Hi,
Is there a way I can split a file based on a field in the input file (like, write output by the field break)? SPLIT, SPLITR, SPLITBY, STARTREC ENDREC or INCLUDE/OMIT.. None of these help.
Here are my requirements:
1. Splitting to be done based on the field value in 1-3 in the input
2. No of output files --> 4
3. The outputs should be written in round robin fashion
4. Cannot predict the no of input records
5. Cannot split the records of the fields being considered, as in, 'BBB' record cannot come in any other output file.
6. The records with the value 'EEE' in 1-3 position should again be written to the output file 1
Code:
----+----1--
************
AAA VALUE 1
AAA VALUE 2
AAA VALUE 3
AAA VALUE 4
AAA VALUE 5
BBB VALUE 6
BBB VALUE 7
BBB VALUE 8
BBB VALUE 9
BBB VALUE 10
BBB VALUE 11
CCC VALUE 12
CCC VALUE 13
CCC VALUE 14
CCC VALUE 15
CCC VALUE 16
CCC VALUE 17
DDD VALUE 18
DDD VALUE 19
DDD VALUE 20
EEE VALUE 21
EEE VALUE 22
But I cant use include/omit as I would not know the value of the field. Just that I want the split of the records at its break.
In such a scenario, how are you deciding that:
Quote:
6. The records with the value 'EEE' in 1-3 position should again be written to the output file 1
Which would mean you are aware of the values, right? Though another way to achieve this can be by using SECTIONS, you can read about it here. This should help you do the trick.
Also, I need something else to this. Is it possible to set a threshold on each output file based on the total volume of the input and prevent writing to an output file during round robin if the threshold is crossed?
As in, say, if the total no records is 1600. And output files being 4, the threshold would be 1600/4 = 400.
The unique value in pos 1-3 is 5. And the count for each
1. 1000
2. 200
3. 100
4. 100
5. 200
So during round robin I would want the 5th value with count 200 should not be written to the output file 1. Output 1 (or any output file) could cross the threshold as I should not break the group of values in pos 1-3.
Hope I am clear.
Yes. I agree I do not need 2 steps. And, in my previous post I labelled the steps to apply sequence number and the ID as 1 and 2. And hence labelled these 3 and 4.
I want it to be written to any output file other than 1 (as it already has 1000 records in it). Here, I want it to be written to output file 2, as it has only 200 records and has not crossed the threshold yet.

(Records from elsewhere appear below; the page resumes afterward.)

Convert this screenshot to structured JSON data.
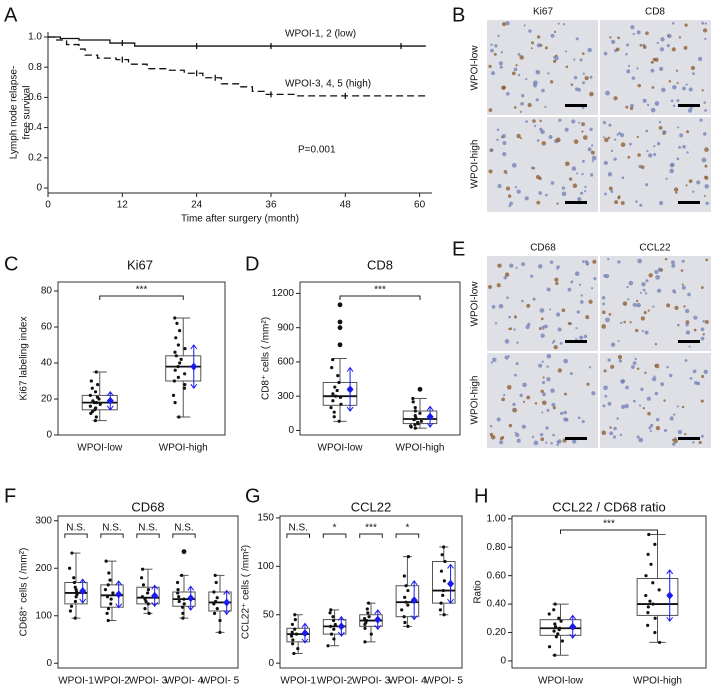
{
  "chart_data": [
    {
      "panel": "A",
      "type": "km",
      "xlabel": "Time after surgery (month)",
      "ylabel": [
        "Lymph node relapse-",
        "free survival"
      ],
      "xlim": [
        0,
        62
      ],
      "xticks": [
        0,
        12,
        24,
        36,
        48,
        60
      ],
      "ylim": [
        0,
        1
      ],
      "yticks": [
        0,
        0.2,
        0.4,
        0.6,
        0.8,
        {
          "value": 1,
          "label": "1.0"
        }
      ],
      "series": [
        {
          "name": "WPOI-1, 2 (low)",
          "style": "solid",
          "x": [
            0,
            2,
            5,
            10,
            14,
            61
          ],
          "values": [
            1,
            0.99,
            0.98,
            0.96,
            0.94,
            0.94
          ],
          "censored": [
            12,
            24,
            36,
            57
          ]
        },
        {
          "name": "WPOI-3, 4, 5 (high)",
          "style": "dashed",
          "x": [
            0,
            1,
            3,
            5,
            6,
            8,
            11,
            13,
            16,
            19,
            22,
            25,
            28,
            31,
            33,
            35,
            40,
            50,
            61
          ],
          "values": [
            1,
            0.98,
            0.95,
            0.92,
            0.88,
            0.86,
            0.85,
            0.82,
            0.79,
            0.78,
            0.76,
            0.73,
            0.69,
            0.67,
            0.64,
            0.62,
            0.61,
            0.61,
            0.61
          ],
          "censored": [
            12,
            24,
            27,
            36,
            48
          ]
        }
      ],
      "annotation": "P=0.001"
    },
    {
      "panel": "C",
      "type": "box",
      "title": "Ki67",
      "ylabel": "Ki67 labeling index",
      "ylim": [
        0,
        85
      ],
      "yticks": [
        0,
        20,
        40,
        60,
        80
      ],
      "categories": [
        "WPOI-low",
        "WPOI-high"
      ],
      "color": "#1a1aee",
      "significance": [
        "***"
      ],
      "boxes": [
        {
          "min": 8,
          "q1": 14,
          "median": 18,
          "q3": 22,
          "max": 35,
          "mean": 19,
          "sd": 5,
          "points": [
            8,
            10,
            12,
            13,
            14,
            15,
            16,
            17,
            18,
            18,
            19,
            20,
            21,
            22,
            24,
            26,
            28,
            30,
            35
          ],
          "outliers": []
        },
        {
          "min": 10,
          "q1": 30,
          "median": 38,
          "q3": 44,
          "max": 65,
          "mean": 38,
          "sd": 12,
          "points": [
            10,
            18,
            22,
            26,
            28,
            30,
            32,
            34,
            36,
            38,
            40,
            42,
            44,
            46,
            48,
            50,
            54,
            58,
            62,
            65
          ],
          "outliers": []
        }
      ]
    },
    {
      "panel": "D",
      "type": "box",
      "title": "CD8",
      "ylabel": "CD8⁺ cells ( /mm²)",
      "ylim": [
        -40,
        1300
      ],
      "yticks": [
        0,
        300,
        600,
        900,
        1200
      ],
      "categories": [
        "WPOI-low",
        "WPOI-high"
      ],
      "color": "#1a1aee",
      "significance": [
        "***"
      ],
      "boxes": [
        {
          "min": 80,
          "q1": 220,
          "median": 300,
          "q3": 420,
          "max": 630,
          "mean": 360,
          "sd": 190,
          "points": [
            80,
            120,
            160,
            200,
            230,
            260,
            290,
            300,
            320,
            350,
            380,
            420,
            480,
            550,
            620
          ],
          "outliers": [
            750,
            900,
            950,
            1100
          ]
        },
        {
          "min": 20,
          "q1": 60,
          "median": 100,
          "q3": 170,
          "max": 280,
          "mean": 120,
          "sd": 90,
          "points": [
            20,
            30,
            40,
            50,
            60,
            70,
            80,
            95,
            100,
            110,
            130,
            150,
            170,
            200,
            250,
            280
          ],
          "outliers": [
            360
          ]
        }
      ]
    },
    {
      "panel": "F",
      "type": "box",
      "title": "CD68",
      "ylabel": "CD68⁺ cells ( /mm²)",
      "ylim": [
        -10,
        310
      ],
      "yticks": [
        0,
        100,
        200,
        300
      ],
      "categories": [
        "WPOI-1",
        "WPOI-2",
        "WPOI- 3",
        "WPOI- 4",
        "WPOI- 5"
      ],
      "color": "#1a1aee",
      "significance": [
        "N.S.",
        "N.S.",
        "N.S.",
        "N.S."
      ],
      "boxes": [
        {
          "min": 95,
          "q1": 125,
          "median": 148,
          "q3": 170,
          "max": 232,
          "mean": 152,
          "sd": 25,
          "points": [
            95,
            110,
            120,
            130,
            140,
            145,
            150,
            155,
            160,
            170,
            180,
            200,
            232
          ],
          "outliers": []
        },
        {
          "min": 90,
          "q1": 118,
          "median": 143,
          "q3": 165,
          "max": 215,
          "mean": 145,
          "sd": 28,
          "points": [
            90,
            105,
            115,
            125,
            135,
            140,
            148,
            155,
            165,
            175,
            190,
            215
          ],
          "outliers": []
        },
        {
          "min": 105,
          "q1": 125,
          "median": 138,
          "q3": 160,
          "max": 198,
          "mean": 142,
          "sd": 22,
          "points": [
            105,
            115,
            125,
            130,
            135,
            140,
            148,
            155,
            165,
            180,
            198
          ],
          "outliers": []
        },
        {
          "min": 95,
          "q1": 120,
          "median": 135,
          "q3": 150,
          "max": 185,
          "mean": 137,
          "sd": 25,
          "points": [
            95,
            105,
            118,
            125,
            130,
            135,
            140,
            148,
            155,
            170,
            185
          ],
          "outliers": [
            235
          ]
        },
        {
          "min": 65,
          "q1": 110,
          "median": 128,
          "q3": 150,
          "max": 185,
          "mean": 128,
          "sd": 25,
          "points": [
            65,
            90,
            105,
            115,
            125,
            130,
            138,
            150,
            170,
            185
          ],
          "outliers": []
        }
      ]
    },
    {
      "panel": "G",
      "type": "box",
      "title": "CCL22",
      "ylabel": "CCL22⁺ cells ( /mm²)",
      "ylim": [
        -5,
        152
      ],
      "yticks": [
        0,
        50,
        100,
        150
      ],
      "categories": [
        "WPOI-1",
        "WPOI-2",
        "WPOI- 3",
        "WPOI- 4",
        "WPOI- 5"
      ],
      "color": "#1a1aee",
      "significance": [
        "N.S.",
        "*",
        "***",
        "*"
      ],
      "boxes": [
        {
          "min": 10,
          "q1": 22,
          "median": 30,
          "q3": 36,
          "max": 50,
          "mean": 31,
          "sd": 10,
          "points": [
            10,
            15,
            20,
            24,
            28,
            30,
            32,
            35,
            40,
            45,
            50
          ],
          "outliers": []
        },
        {
          "min": 18,
          "q1": 30,
          "median": 38,
          "q3": 45,
          "max": 55,
          "mean": 38,
          "sd": 10,
          "points": [
            18,
            25,
            30,
            35,
            38,
            40,
            44,
            48,
            52,
            55
          ],
          "outliers": []
        },
        {
          "min": 22,
          "q1": 38,
          "median": 44,
          "q3": 50,
          "max": 62,
          "mean": 45,
          "sd": 10,
          "points": [
            22,
            30,
            36,
            40,
            42,
            44,
            46,
            48,
            52,
            56,
            62
          ],
          "outliers": []
        },
        {
          "min": 38,
          "q1": 48,
          "median": 63,
          "q3": 80,
          "max": 110,
          "mean": 65,
          "sd": 20,
          "points": [
            38,
            42,
            48,
            55,
            60,
            63,
            68,
            75,
            80,
            90,
            110
          ],
          "outliers": []
        },
        {
          "min": 50,
          "q1": 62,
          "median": 75,
          "q3": 105,
          "max": 120,
          "mean": 82,
          "sd": 20,
          "points": [
            50,
            55,
            62,
            70,
            75,
            85,
            95,
            105,
            112,
            120
          ],
          "outliers": []
        }
      ]
    },
    {
      "panel": "H",
      "type": "box",
      "title": "CCL22 / CD68 ratio",
      "ylabel": "Ratio",
      "ylim": [
        -0.05,
        1.02
      ],
      "yticks": [
        0,
        {
          "value": 0.2,
          "label": "0.20"
        },
        {
          "value": 0.4,
          "label": "0.40"
        },
        {
          "value": 0.6,
          "label": "0.60"
        },
        {
          "value": 0.8,
          "label": "0.80"
        },
        {
          "value": 1,
          "label": "1.00"
        }
      ],
      "categories": [
        "WPOI-low",
        "WPOI-high"
      ],
      "color": "#1a1aee",
      "significance": [
        "***"
      ],
      "boxes": [
        {
          "min": 0.04,
          "q1": 0.18,
          "median": 0.23,
          "q3": 0.29,
          "max": 0.4,
          "mean": 0.24,
          "sd": 0.08,
          "points": [
            0.04,
            0.1,
            0.14,
            0.17,
            0.19,
            0.21,
            0.22,
            0.23,
            0.24,
            0.26,
            0.28,
            0.3,
            0.33,
            0.36,
            0.4
          ],
          "outliers": []
        },
        {
          "min": 0.13,
          "q1": 0.32,
          "median": 0.4,
          "q3": 0.58,
          "max": 0.89,
          "mean": 0.46,
          "sd": 0.18,
          "points": [
            0.13,
            0.2,
            0.25,
            0.3,
            0.34,
            0.38,
            0.4,
            0.42,
            0.46,
            0.5,
            0.55,
            0.6,
            0.68,
            0.75,
            0.82,
            0.89
          ],
          "outliers": []
        }
      ]
    }
  ],
  "images": [
    {
      "panel": "B",
      "columns": [
        "Ki67",
        "CD8"
      ],
      "rows": [
        "WPOI-low",
        "WPOI-high"
      ]
    },
    {
      "panel": "E",
      "columns": [
        "CD68",
        "CCL22"
      ],
      "rows": [
        "WPOI-low",
        "WPOI-high"
      ]
    }
  ]
}
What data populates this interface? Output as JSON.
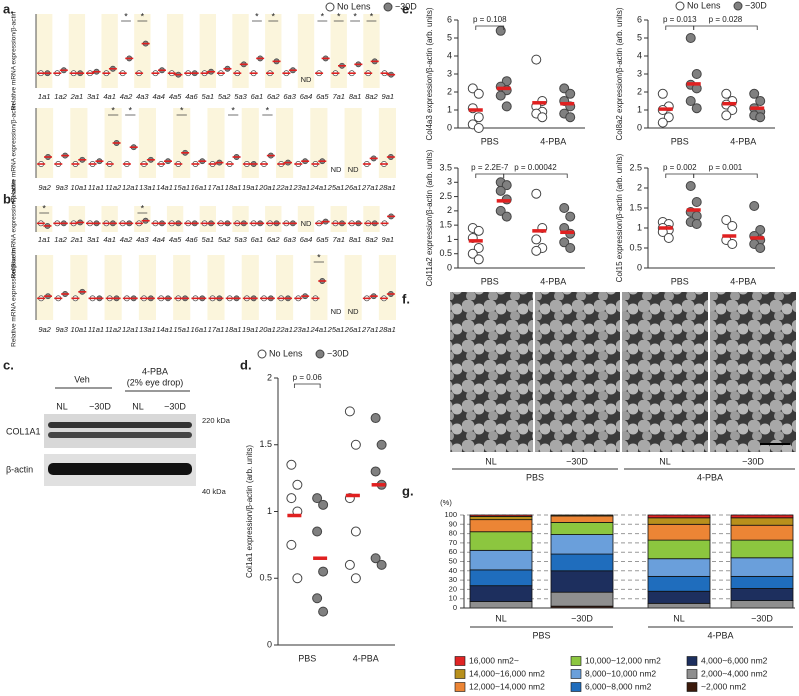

I could club the steps rather than re-reading the input file. I am good till writing records in round-robin fashion.
And,
I would calculate the threshold (optimal number of records to each output file for equal distribution of volume) based on the number of input records and the number of output files written.
No of input recs = 1600; output files =4 ;
Threshold = 1600/4 = 400.
I can have a count file created prior to this step. Or I can get it from the sysout details of the step that creates this file.
My bad, I should not have said